While I have sympathy for your views about the great majority of the police, I strongly disagree with this statement. This propaganda is regularly promoted by the police and some government elements as an excuse for the many actions in the reverse direction which have been corrupting our once excellent legal system.
In fact there are now some areas of criminal law where guilt is assumed rather than innocence and defendants are required to prove innocence rather than the prosecution required to prove guilt. Add to that a system which ensures that innocent persons mistakenly imprisoned serve much longer sentences than the truly guilty and we have a corrupted justice system.
Barrister Barbara Hewson's recent protest at just one area of this corruption in action was timely to say the least, and the current exposure of our illegal long term detention of Afghans also reveals how defiled our administration now is.
I do believe that the law is overly protective towards the criminal. Sometime ago I worked with the police for quite a lengthy period of time and after initially being slightly mistrusting of police tactics, I was absolutely horrified how difficult it is to secure a conviction. I was not alone in this experience, several other people came and went into the same role as me and without exception, they were shocked and dismayed at what people can get away with.
I will just give you two examples:
1) University student deliberately knocked off his bike by two men in a van for the purpose of stealing the bike. When he resists, one hits him with a metal bar resulting in him being blinded in one eye. They put the bike in a van and drive off. There are no other witnesses and the van registration number is not taken.
As a result of intelligence, the police arrest a suspect. He refuses to answer any questions, as is his right. He is put on an identity parade. The victim stands directly in from of his alleged attacker and without hesitation says this is the man who attacked me. He is staring straight at him.
Because the victim had difficulty with transport, on the day of the ID parade, he was given a lift to the police station by a police officer. After dropping the victim off at the front counter, that police officer played no further part in the identification process. His involvement started when he picked him up at home and ended when he dropped him at the front counter.
That officer had been involved in the investigation at an earlier stage and because of that, he had technically breached PACE guidelines on identification procedures. The entire identification evidence was deemed inadmissible and because that was the only evidence, the victim had to see the man who blinded him in one eye go free.

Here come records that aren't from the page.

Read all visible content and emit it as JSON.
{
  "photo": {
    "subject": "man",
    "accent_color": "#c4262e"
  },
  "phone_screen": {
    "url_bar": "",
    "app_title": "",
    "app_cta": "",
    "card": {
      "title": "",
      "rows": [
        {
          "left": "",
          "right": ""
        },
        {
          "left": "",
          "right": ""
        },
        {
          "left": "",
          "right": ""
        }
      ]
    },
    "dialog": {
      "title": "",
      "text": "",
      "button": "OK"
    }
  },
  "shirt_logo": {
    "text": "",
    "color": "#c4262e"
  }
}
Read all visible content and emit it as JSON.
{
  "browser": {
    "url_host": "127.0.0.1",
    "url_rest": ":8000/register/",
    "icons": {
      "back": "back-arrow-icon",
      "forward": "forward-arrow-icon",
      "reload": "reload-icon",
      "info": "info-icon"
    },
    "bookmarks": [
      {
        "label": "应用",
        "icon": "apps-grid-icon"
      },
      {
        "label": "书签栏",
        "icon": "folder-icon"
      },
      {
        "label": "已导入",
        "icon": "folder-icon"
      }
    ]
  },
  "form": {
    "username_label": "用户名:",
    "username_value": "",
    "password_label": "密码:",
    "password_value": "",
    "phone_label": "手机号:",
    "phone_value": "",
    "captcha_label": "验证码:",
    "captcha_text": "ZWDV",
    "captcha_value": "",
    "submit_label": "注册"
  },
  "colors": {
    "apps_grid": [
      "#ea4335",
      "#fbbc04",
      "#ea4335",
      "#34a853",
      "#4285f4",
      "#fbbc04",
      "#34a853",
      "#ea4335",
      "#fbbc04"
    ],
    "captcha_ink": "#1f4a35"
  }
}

2) An alarm activates at a secluded lorry compound at 03:00 am. A police helicopter attends and sees four men running through woodland adjacent to the compound and away from it. They are all detained and there are no other people in the area. There is a hole discovered in the perimeter fence close to where they were seen running. Some tolls are found discarded in the woodland and several lorries have had their fuel tanks drilled and the diesel decanted into barrels, which are still at the scene.
The 4 men refuse to cooperate with the police in any way and will not account for why they were running through woodland close to a recent offence in the middle of the night. Their clothing is seized and sent away for examination, but there is no forensic evidence to link them to inside the compound, so the are not charged and go free.
These are just two out of probably hundreds of similar cases that I alone am aware of. These cases cause me to believe that the odds are stacked in favour of the criminal and that justice is not being done and that the public are not being protected as a result.
I didn't want to mention the soldier who was murdered a few days ago. It is now clear that the security services had been harbouring suspicions about the alleged killers for some time. I would be willing to bet that there were security officers within MI5 who were frustrated to the back teeth by the fact that they couldn't take action against them because of protections, ill informed public opinion and potential allegations of racism. And I would also be willing to bet that the security services know of many more such characters who are equally as dangerous or more so. But we seem to be putting their protection ahead of keeping the wider community safe. All this will have come about because of people chipping away at the confidence we have in our authorities with unsubstantiated tales and poking their noses into business that they don't understand.
Unfortunately, there are some maniacs out there who want to kill and they don't care who they kill. If we want to stop them, all of us are going to have to be prepared give up a little bit of time and privacy.
If MI5, the police or whoever want to ask me some questions, that is fine, I have nothing to hide and I will cooperate. What's so wrong about cooperating?